3.3. Construction of core predictors using LSTM
LSTM is a special recurrent neural network (RNN) proposed to solve the deficiency of RNN in the long-range dependency problem. [21] LSTM achieves the selection of new information addition and the control of information accumulation rate by adding a gating mechanism. The addition of gating control makes up for the shortcomings of RNN network structure. Compared with the classical RNN network in which there is only a single tanh cyclic body, LSTM adds three gate structures and one memory unit. The flow chart is shown in Fig. 1b. Let \(W\) be the gate weight and \(b\) be the bias. The gate structure can be described as:
$$\begin{array}{c}g\end{array}\left(x\right)= \sigma \left(\begin{array}{c}{W}_{x }+ b\end{array}\right)$$
9
The three gates in the LSTM gate structure are the input gate, the output gate and the forget gate. The input gate mainly reflects the number of information stored in the cell state \({c}_{t}\) at the current moment of the input sequence \({x}_{t}\) at this time. The output state of the forget gate mainly determines the amount of information from the cell state \({c}_{t}\) to the output value of the output gate at this moment.
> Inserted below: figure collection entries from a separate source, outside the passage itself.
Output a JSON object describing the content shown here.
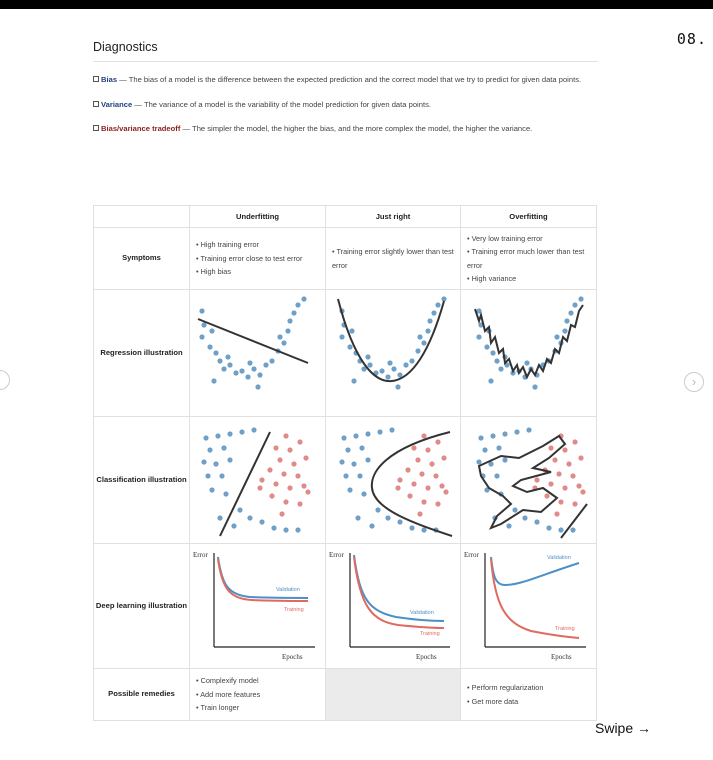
{
  "page_number": "08.",
  "title": "Diagnostics",
  "definitions": [
    {
      "term": "Bias",
      "text": "— The bias of a model is the difference between the expected prediction and the correct model that we try to predict for given data points."
    },
    {
      "term": "Variance",
      "text": "— The variance of a model is the variability of the model prediction for given data points."
    },
    {
      "term": "Bias/variance tradeoff",
      "text": "— The simpler the model, the higher the bias, and the more complex the model, the higher the variance."
    }
  ],
  "table": {
    "columns": [
      "Underfitting",
      "Just right",
      "Overfitting"
    ],
    "rows": {
      "symptoms": "Symptoms",
      "regression": "Regression illustration",
      "classification": "Classification illustration",
      "deep": "Deep learning illustration",
      "remedies": "Possible remedies"
    },
    "symptoms": [
      [
        "High training error",
        "Training error close to test error",
        "High bias"
      ],
      [
        "Training error slightly lower than test error"
      ],
      [
        "Very low training error",
        "Training error much lower than test error",
        "High variance"
      ]
    ],
    "deep_labels": {
      "error": "Error",
      "epochs": "Epochs",
      "validation": "Validation",
      "training": "Training"
    },
    "remedies": [
      [
        "Complexify model",
        "Add more features",
        "Train longer"
      ],
      [],
      [
        "Perform regularization",
        "Get more data"
      ]
    ]
  },
  "colors": {
    "blue_point": "#6fa0c8",
    "red_point": "#e08a8a",
    "validation": "#4d8fc7",
    "training": "#e06a5f",
    "model": "#333333"
  },
  "swipe_label": "Swipe →"
}
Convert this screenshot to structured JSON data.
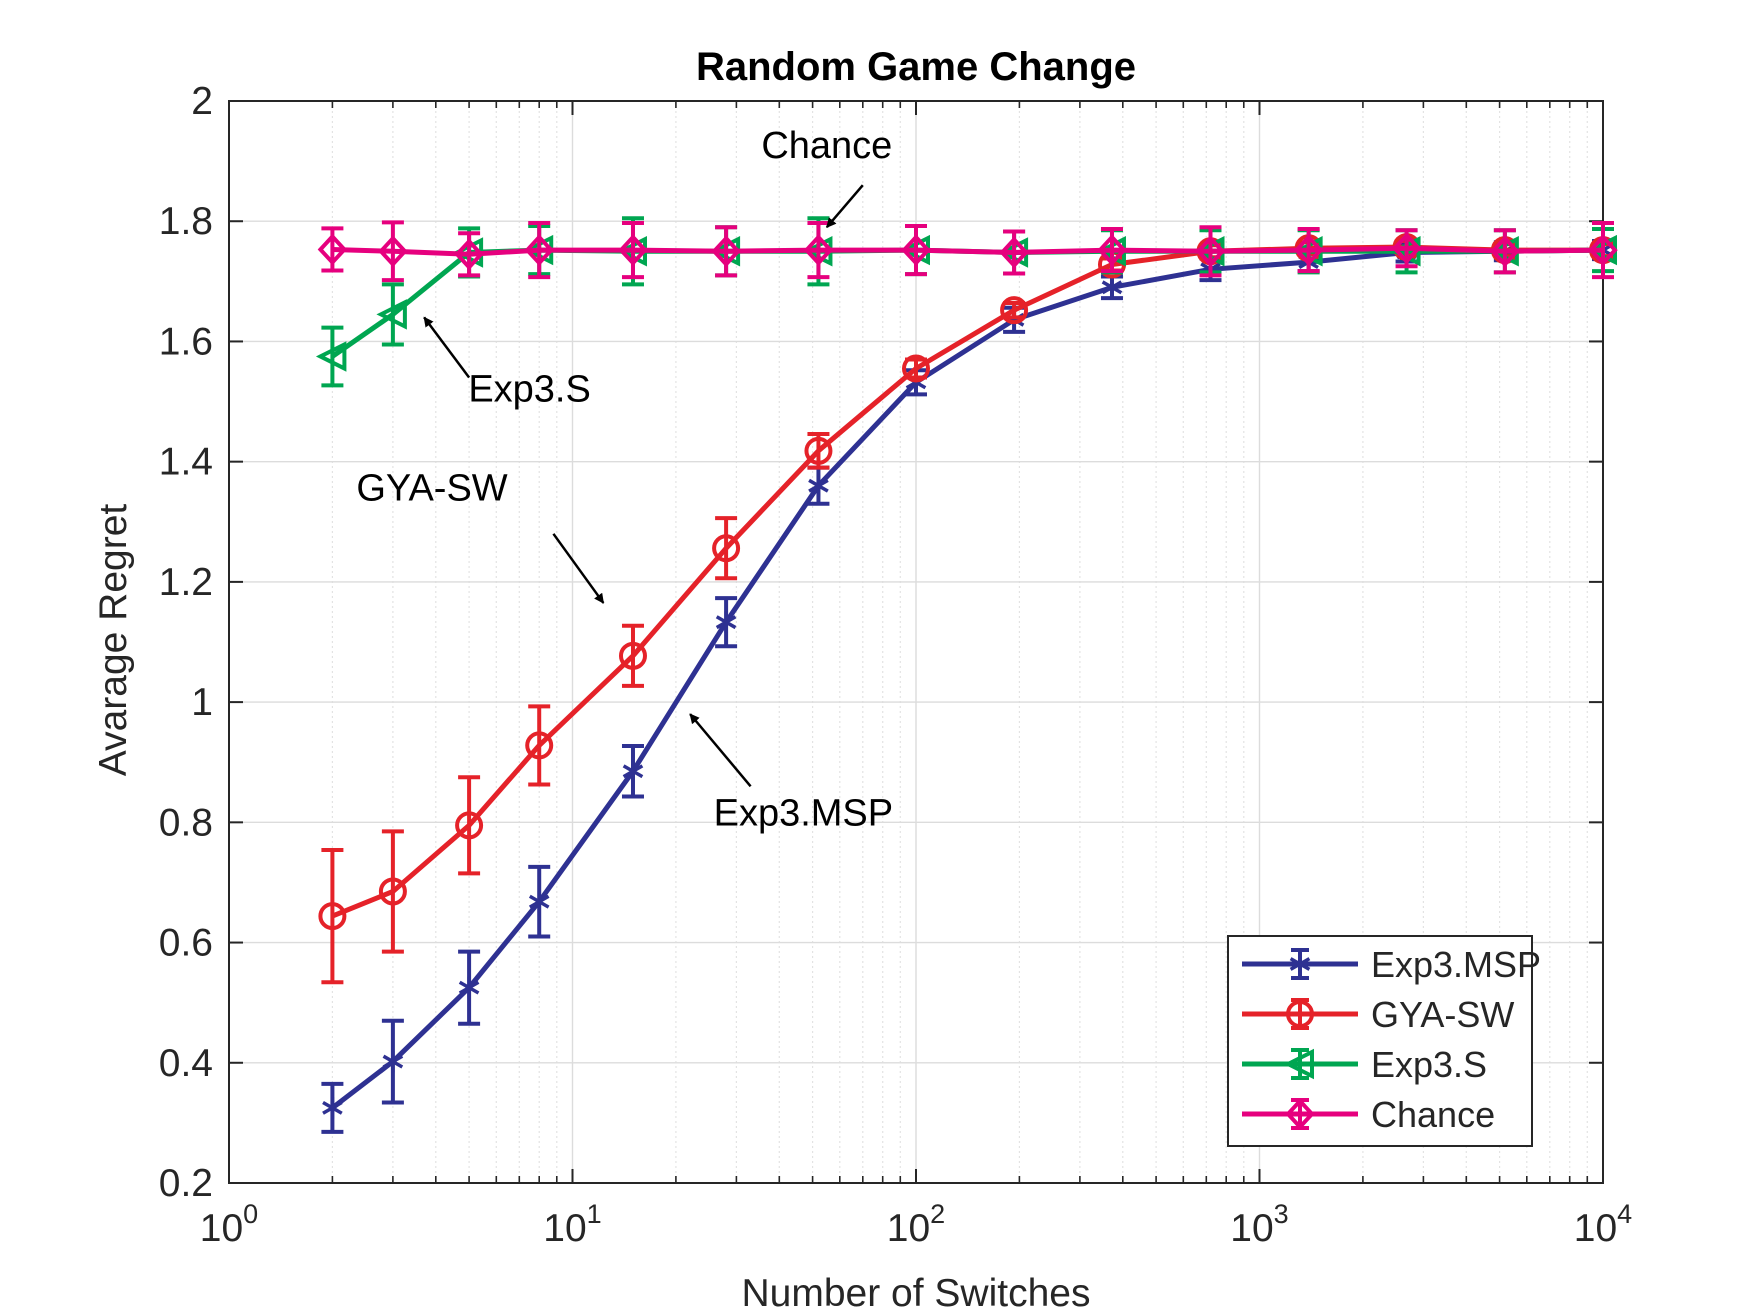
{
  "chart_data": {
    "type": "line",
    "title": "Random Game Change",
    "xlabel": "Number of Switches",
    "ylabel": "Avarage Regret",
    "xscale": "log",
    "xlim": [
      1,
      10000
    ],
    "ylim": [
      0.2,
      2
    ],
    "grid": true,
    "legend_position": "bottom-right",
    "x_ticks": [
      {
        "value": 1,
        "base": "10",
        "exp": "0"
      },
      {
        "value": 10,
        "base": "10",
        "exp": "1"
      },
      {
        "value": 100,
        "base": "10",
        "exp": "2"
      },
      {
        "value": 1000,
        "base": "10",
        "exp": "3"
      },
      {
        "value": 10000,
        "base": "10",
        "exp": "4"
      }
    ],
    "y_ticks": [
      {
        "value": 0.2,
        "label": "0.2"
      },
      {
        "value": 0.4,
        "label": "0.4"
      },
      {
        "value": 0.6,
        "label": "0.6"
      },
      {
        "value": 0.8,
        "label": "0.8"
      },
      {
        "value": 1.0,
        "label": "1"
      },
      {
        "value": 1.2,
        "label": "1.2"
      },
      {
        "value": 1.4,
        "label": "1.4"
      },
      {
        "value": 1.6,
        "label": "1.6"
      },
      {
        "value": 1.8,
        "label": "1.8"
      },
      {
        "value": 2.0,
        "label": "2"
      }
    ],
    "x": [
      2,
      3,
      5,
      8,
      15,
      28,
      52,
      100,
      193,
      372,
      720,
      1390,
      2680,
      5180,
      10000
    ],
    "series": [
      {
        "name": "Exp3.MSP",
        "color": "#2e3192",
        "marker": "asterisk",
        "values": [
          0.325,
          0.402,
          0.525,
          0.668,
          0.885,
          1.133,
          1.36,
          1.532,
          1.636,
          1.69,
          1.72,
          1.732,
          1.748,
          1.75,
          1.752
        ],
        "errors": [
          0.04,
          0.068,
          0.06,
          0.058,
          0.042,
          0.04,
          0.03,
          0.02,
          0.02,
          0.018,
          0.018,
          0.015,
          0.015,
          0.015,
          0.015
        ]
      },
      {
        "name": "GYA-SW",
        "color": "#e52229",
        "marker": "circle",
        "values": [
          0.644,
          0.685,
          0.795,
          0.928,
          1.077,
          1.256,
          1.418,
          1.555,
          1.652,
          1.728,
          1.75,
          1.755,
          1.757,
          1.752,
          1.752
        ],
        "errors": [
          0.11,
          0.1,
          0.08,
          0.065,
          0.05,
          0.05,
          0.028,
          0.015,
          0.012,
          0.01,
          0.01,
          0.01,
          0.01,
          0.01,
          0.01
        ]
      },
      {
        "name": "Exp3.S",
        "color": "#00a651",
        "marker": "triangle-left",
        "values": [
          1.575,
          1.645,
          1.748,
          1.752,
          1.75,
          1.75,
          1.75,
          1.752,
          1.748,
          1.75,
          1.75,
          1.75,
          1.75,
          1.75,
          1.752
        ],
        "errors": [
          0.048,
          0.05,
          0.04,
          0.04,
          0.055,
          0.04,
          0.055,
          0.04,
          0.035,
          0.035,
          0.035,
          0.035,
          0.035,
          0.035,
          0.035
        ]
      },
      {
        "name": "Chance",
        "color": "#e6007e",
        "marker": "diamond",
        "values": [
          1.753,
          1.75,
          1.745,
          1.752,
          1.752,
          1.75,
          1.752,
          1.752,
          1.748,
          1.752,
          1.75,
          1.752,
          1.755,
          1.75,
          1.752
        ],
        "errors": [
          0.035,
          0.048,
          0.035,
          0.045,
          0.045,
          0.04,
          0.045,
          0.04,
          0.035,
          0.035,
          0.04,
          0.035,
          0.03,
          0.035,
          0.045
        ]
      }
    ],
    "annotations": [
      {
        "id": "chance",
        "text": "Chance",
        "text_x": 55,
        "text_y": 1.905,
        "arrow_from": [
          70,
          1.86
        ],
        "arrow_to": [
          55,
          1.79
        ]
      },
      {
        "id": "exp3s",
        "text": "Exp3.S",
        "text_x": 7.5,
        "text_y": 1.5,
        "arrow_from": [
          5,
          1.54
        ],
        "arrow_to": [
          3.7,
          1.64
        ]
      },
      {
        "id": "gyasw",
        "text": "GYA-SW",
        "text_x": 3.9,
        "text_y": 1.335,
        "arrow_from": [
          8.8,
          1.28
        ],
        "arrow_to": [
          12.3,
          1.165
        ]
      },
      {
        "id": "exp3msp",
        "text": "Exp3.MSP",
        "text_x": 47,
        "text_y": 0.795,
        "arrow_from": [
          33,
          0.86
        ],
        "arrow_to": [
          22,
          0.98
        ]
      }
    ]
  }
}
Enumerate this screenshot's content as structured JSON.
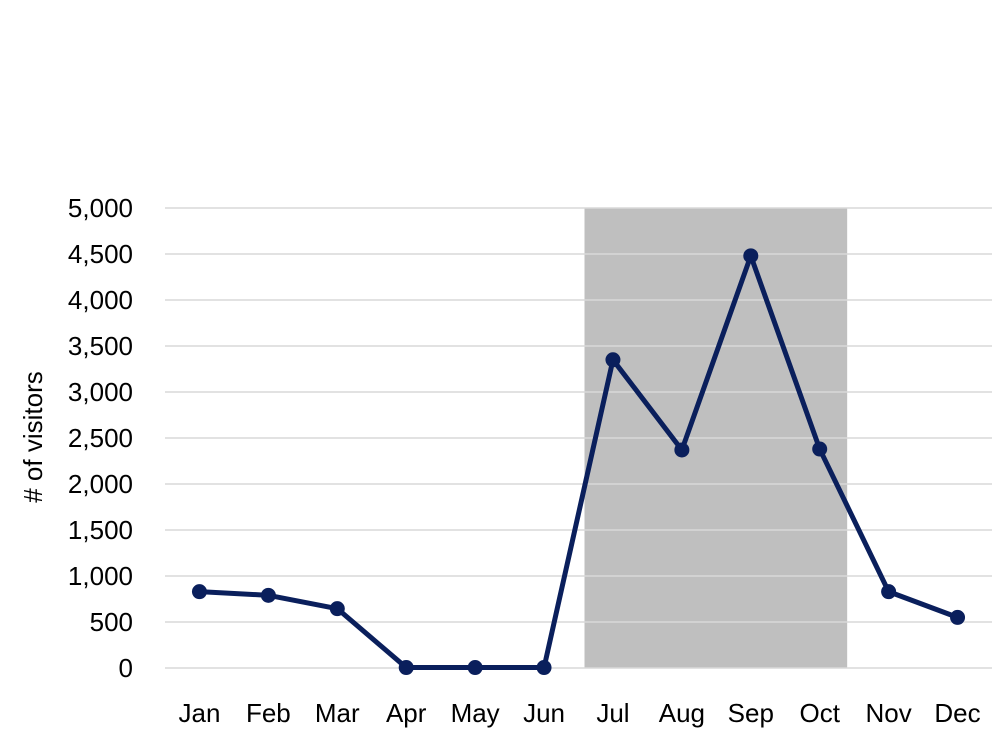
{
  "chart_data": {
    "type": "line",
    "title": "",
    "xlabel": "",
    "ylabel": "# of visitors",
    "categories": [
      "Jan",
      "Feb",
      "Mar",
      "Apr",
      "May",
      "Jun",
      "Jul",
      "Aug",
      "Sep",
      "Oct",
      "Nov",
      "Dec"
    ],
    "series": [
      {
        "values": [
          830,
          790,
          645,
          5,
          5,
          5,
          3350,
          2370,
          4480,
          2380,
          830,
          550
        ]
      }
    ],
    "ylim": [
      0,
      5000
    ],
    "yticks": [
      0,
      500,
      1000,
      1500,
      2000,
      2500,
      3000,
      3500,
      4000,
      4500,
      5000
    ],
    "ytick_labels": [
      "0",
      "500",
      "1,000",
      "1,500",
      "2,000",
      "2,500",
      "3,000",
      "3,500",
      "4,000",
      "4,500",
      "5,000"
    ],
    "highlight_range": {
      "from": "Jul",
      "to": "Oct"
    },
    "grid": true,
    "legend": "none",
    "colors": {
      "line": "#0a1f5c",
      "highlight": "#bfbfbf",
      "grid": "#d9d9d9"
    }
  }
}
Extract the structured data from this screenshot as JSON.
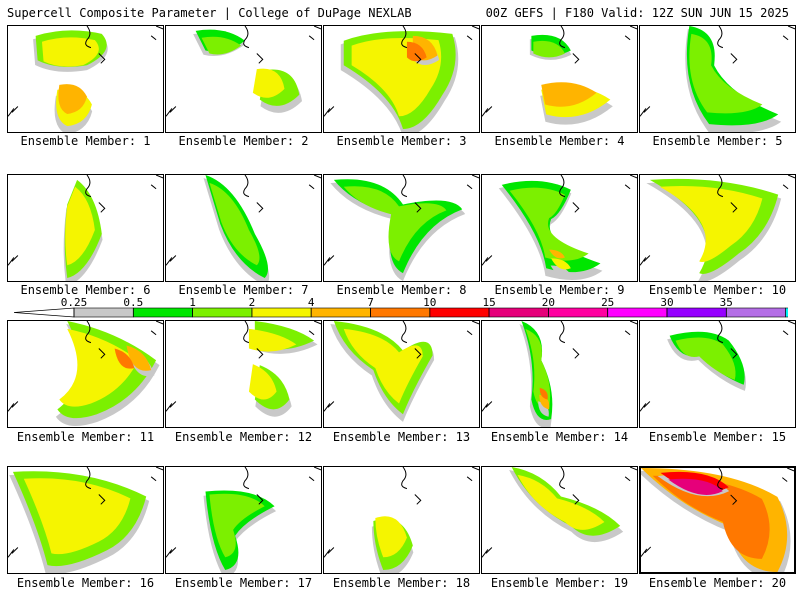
{
  "header": {
    "title": "Supercell Composite Parameter | College of DuPage NEXLAB",
    "run_info": "00Z GEFS | F180 Valid: 12Z SUN JUN 15 2025"
  },
  "colorbar": {
    "labels": [
      "0.25",
      "0.5",
      "1",
      "2",
      "4",
      "7",
      "10",
      "15",
      "20",
      "25",
      "30",
      "35"
    ],
    "colors": [
      "#c8c8c8",
      "#00e600",
      "#7cf000",
      "#f5f500",
      "#ffb400",
      "#ff7800",
      "#ff0000",
      "#e6007a",
      "#ff00a0",
      "#ff00ff",
      "#9600ff",
      "#b46ee6",
      "#00f5f5"
    ]
  },
  "members": [
    {
      "label": "Ensemble Member: 1"
    },
    {
      "label": "Ensemble Member: 2"
    },
    {
      "label": "Ensemble Member: 3"
    },
    {
      "label": "Ensemble Member: 4"
    },
    {
      "label": "Ensemble Member: 5"
    },
    {
      "label": "Ensemble Member: 6"
    },
    {
      "label": "Ensemble Member: 7"
    },
    {
      "label": "Ensemble Member: 8"
    },
    {
      "label": "Ensemble Member: 9"
    },
    {
      "label": "Ensemble Member: 10"
    },
    {
      "label": "Ensemble Member: 11"
    },
    {
      "label": "Ensemble Member: 12"
    },
    {
      "label": "Ensemble Member: 13"
    },
    {
      "label": "Ensemble Member: 14"
    },
    {
      "label": "Ensemble Member: 15"
    },
    {
      "label": "Ensemble Member: 16"
    },
    {
      "label": "Ensemble Member: 17"
    },
    {
      "label": "Ensemble Member: 18"
    },
    {
      "label": "Ensemble Member: 19"
    },
    {
      "label": "Ensemble Member: 20",
      "selected": true
    }
  ]
}
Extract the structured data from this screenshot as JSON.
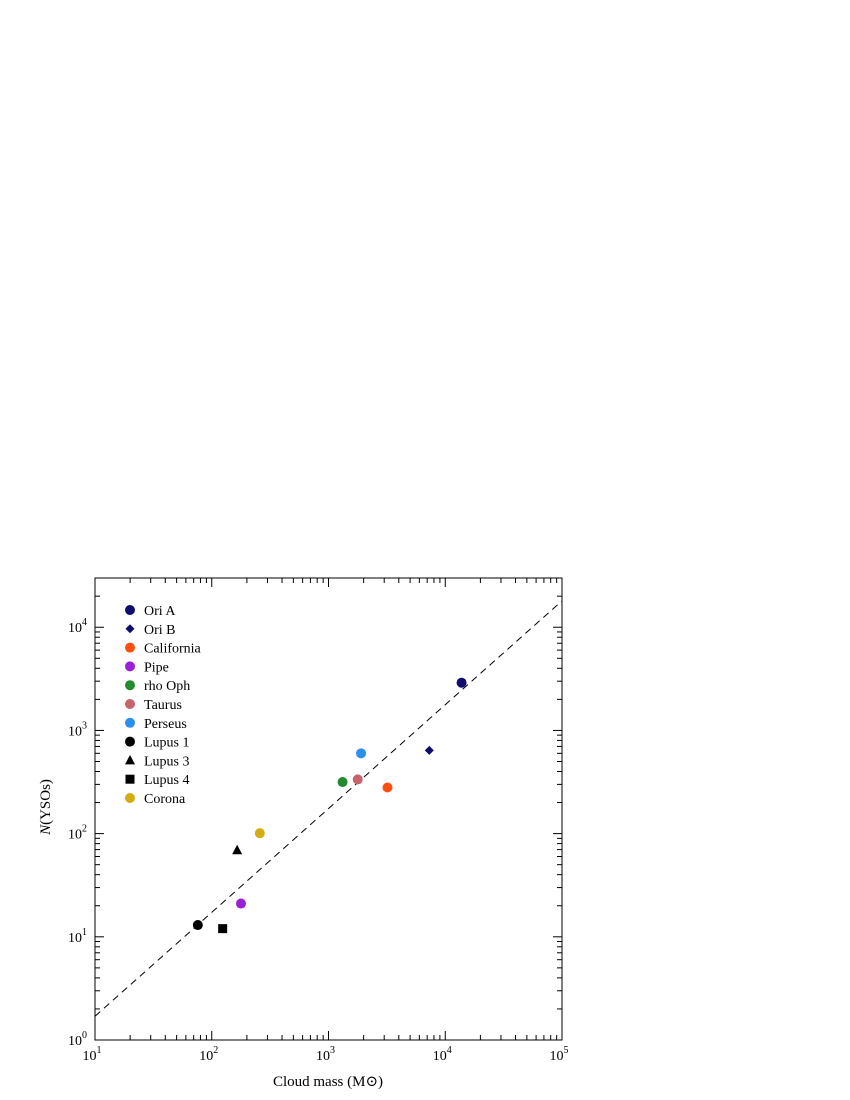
{
  "chart_data": {
    "type": "scatter",
    "title": "",
    "xlabel": "Cloud mass (M⊙)",
    "ylabel_italic": "N",
    "ylabel_rest": "(YSOs)",
    "xscale": "log",
    "yscale": "log",
    "xlim": [
      10,
      100000
    ],
    "ylim": [
      1,
      30000
    ],
    "x_ticks": [
      {
        "value": 10,
        "mantissa": "10",
        "exponent": "1"
      },
      {
        "value": 100,
        "mantissa": "10",
        "exponent": "2"
      },
      {
        "value": 1000,
        "mantissa": "10",
        "exponent": "3"
      },
      {
        "value": 10000,
        "mantissa": "10",
        "exponent": "4"
      },
      {
        "value": 100000,
        "mantissa": "10",
        "exponent": "5"
      }
    ],
    "y_ticks": [
      {
        "value": 1,
        "mantissa": "10",
        "exponent": "0"
      },
      {
        "value": 10,
        "mantissa": "10",
        "exponent": "1"
      },
      {
        "value": 100,
        "mantissa": "10",
        "exponent": "2"
      },
      {
        "value": 1000,
        "mantissa": "10",
        "exponent": "3"
      },
      {
        "value": 10000,
        "mantissa": "10",
        "exponent": "4"
      }
    ],
    "legend_position": "top-left",
    "grid": false,
    "fit_line": {
      "style": "dashed",
      "x": [
        10,
        100000
      ],
      "y": [
        1.7,
        18000
      ]
    },
    "series": [
      {
        "name": "Ori A",
        "marker": "circle",
        "color": "#0d0d6e",
        "x": 13800,
        "y": 2900
      },
      {
        "name": "Ori B",
        "marker": "diamond",
        "color": "#0d0d6e",
        "x": 7300,
        "y": 640
      },
      {
        "name": "California",
        "marker": "circle",
        "color": "#ff4e12",
        "x": 3200,
        "y": 280
      },
      {
        "name": "Pipe",
        "marker": "circle",
        "color": "#9b1fd6",
        "x": 178,
        "y": 21
      },
      {
        "name": "rho Oph",
        "marker": "circle",
        "color": "#238a2e",
        "x": 1320,
        "y": 316
      },
      {
        "name": "Taurus",
        "marker": "circle",
        "color": "#c7636b",
        "x": 1780,
        "y": 335
      },
      {
        "name": "Perseus",
        "marker": "circle",
        "color": "#2b8ff0",
        "x": 1900,
        "y": 600
      },
      {
        "name": "Lupus 1",
        "marker": "circle",
        "color": "#000000",
        "x": 76,
        "y": 13
      },
      {
        "name": "Lupus 3",
        "marker": "triangle",
        "color": "#000000",
        "x": 165,
        "y": 69
      },
      {
        "name": "Lupus 4",
        "marker": "square",
        "color": "#000000",
        "x": 124,
        "y": 12
      },
      {
        "name": "Corona",
        "marker": "circle",
        "color": "#d4ac12",
        "x": 258,
        "y": 101
      }
    ]
  }
}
Each gate state update of the LSTM is calculated as:
$${i}_{t}={\sigma } \left({W}_{i}{x}_{t} + {U}_{i}{h}_{t-1} + {b}_{i}\right)$$
10
$${f}_{t}={\sigma } \left({W}_{f}{x}_{t} + {U}_{f}{h}_{t-1} + {b}_{f}\right)$$
11
$${o}_{t}={\sigma } \left({W}_{o}{x}_{t} + {U}_{o}{h}_{t-1} + {b}_{o}\right)$$
12
Memory unit update:
$${\overline{c} }_{t}=\text{t}\text{a}\text{n}\text{h} \left({W}_{c}{x}_{t} + {U}_{c}{h}_{t-1} + {b}_{c}\right)$$
13
Status update:
$${c}_{t}= {f}_{t}\bullet {c}_{t} + {i}_{t}\bullet {\overline{c} }_{t}$$
14
$${h}_{t}={o}_{t} \bullet \text{t}\text{a}\text{n}\text{h}\left({c}_{t}\right)$$
15
The formula \({\sigma }\) is the sigmoid activation function. \({W}_{i}\), \({W}_{f}\), \({W}_{o}\), \({b}_{i}\), \({b}_{f}\), \({b}_{o}\) are the weight matrices and biases of the input gate, forgetting gate and output gate. \({W}_{c}\), \({b}_{c}\) are the weight matrices and biases of the memory cell after updating. \({U}_{i}\), \({U}_{f}\), \({U}_{o}\), \({U}_{c}\) are the state quantity weight matrices. \({h}_{t-1}\) is the previous moment state quantity.